Il gesto di Andrea D’Emilio, allora, non è follia, non è vandalismo, non è un capriccio individuale. È un atto di dignità. È un tentativo di ricordare, a tutti, che una Repubblica che teme la parola antifascista è una Repubblica che smarrisce se stessa. È una scritta che restituisce verità a un muro che, da troppo tempo, parlava soltanto la lingua della propaganda. È il segno che il compito di contestualizzare, spiegare, storicizzare non è stato compiuto. E che, se lo Stato e le istituzioni non lo fanno, spetta alla coscienza civile colmare quel silenzio.
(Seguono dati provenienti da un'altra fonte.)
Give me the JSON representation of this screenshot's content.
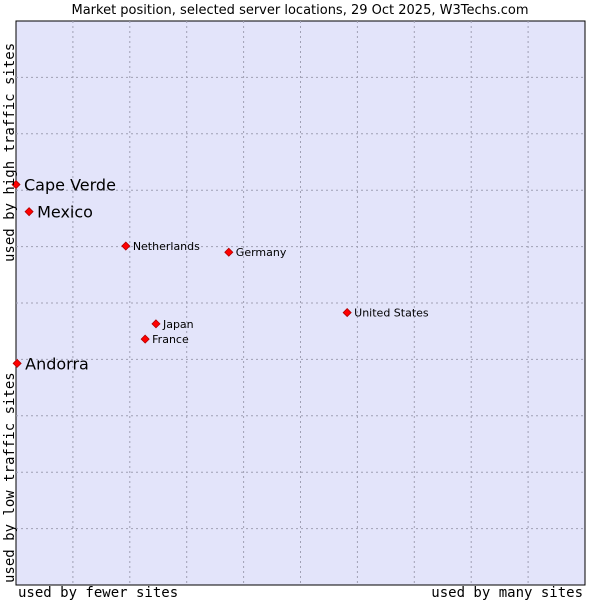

Non si tratta di replicare il gesto, ma di comprenderne il senso. Ogni monumento del fascismo dovrebbe essere accompagnato da un chiarimento: che quel segno appartiene a una dittatura e che la Repubblica nata dalla Resistenza è antifascista. Sarebbe la cosa più ovvia, e invece è la più rimossa. Finché non accadrà, gesti come quello di Moscufo continueranno ad apparire come provocazioni. Ma la vera provocazione è l’assenza di parole, è il vuoto lasciato attorno a simboli che non smettono di pesare.
In un Paese che davvero avesse fatto i conti con il proprio passato, quella scritta sarebbe superflua. In Italia, invece, è ancora necessaria. Per questo non è vandalismo: è memoria viva, è resistenza civile. È il promemoria che l’Italia intera dovrebbe avere il coraggio di incidere sotto ogni monumento del regime: l’Italia è Antifascista.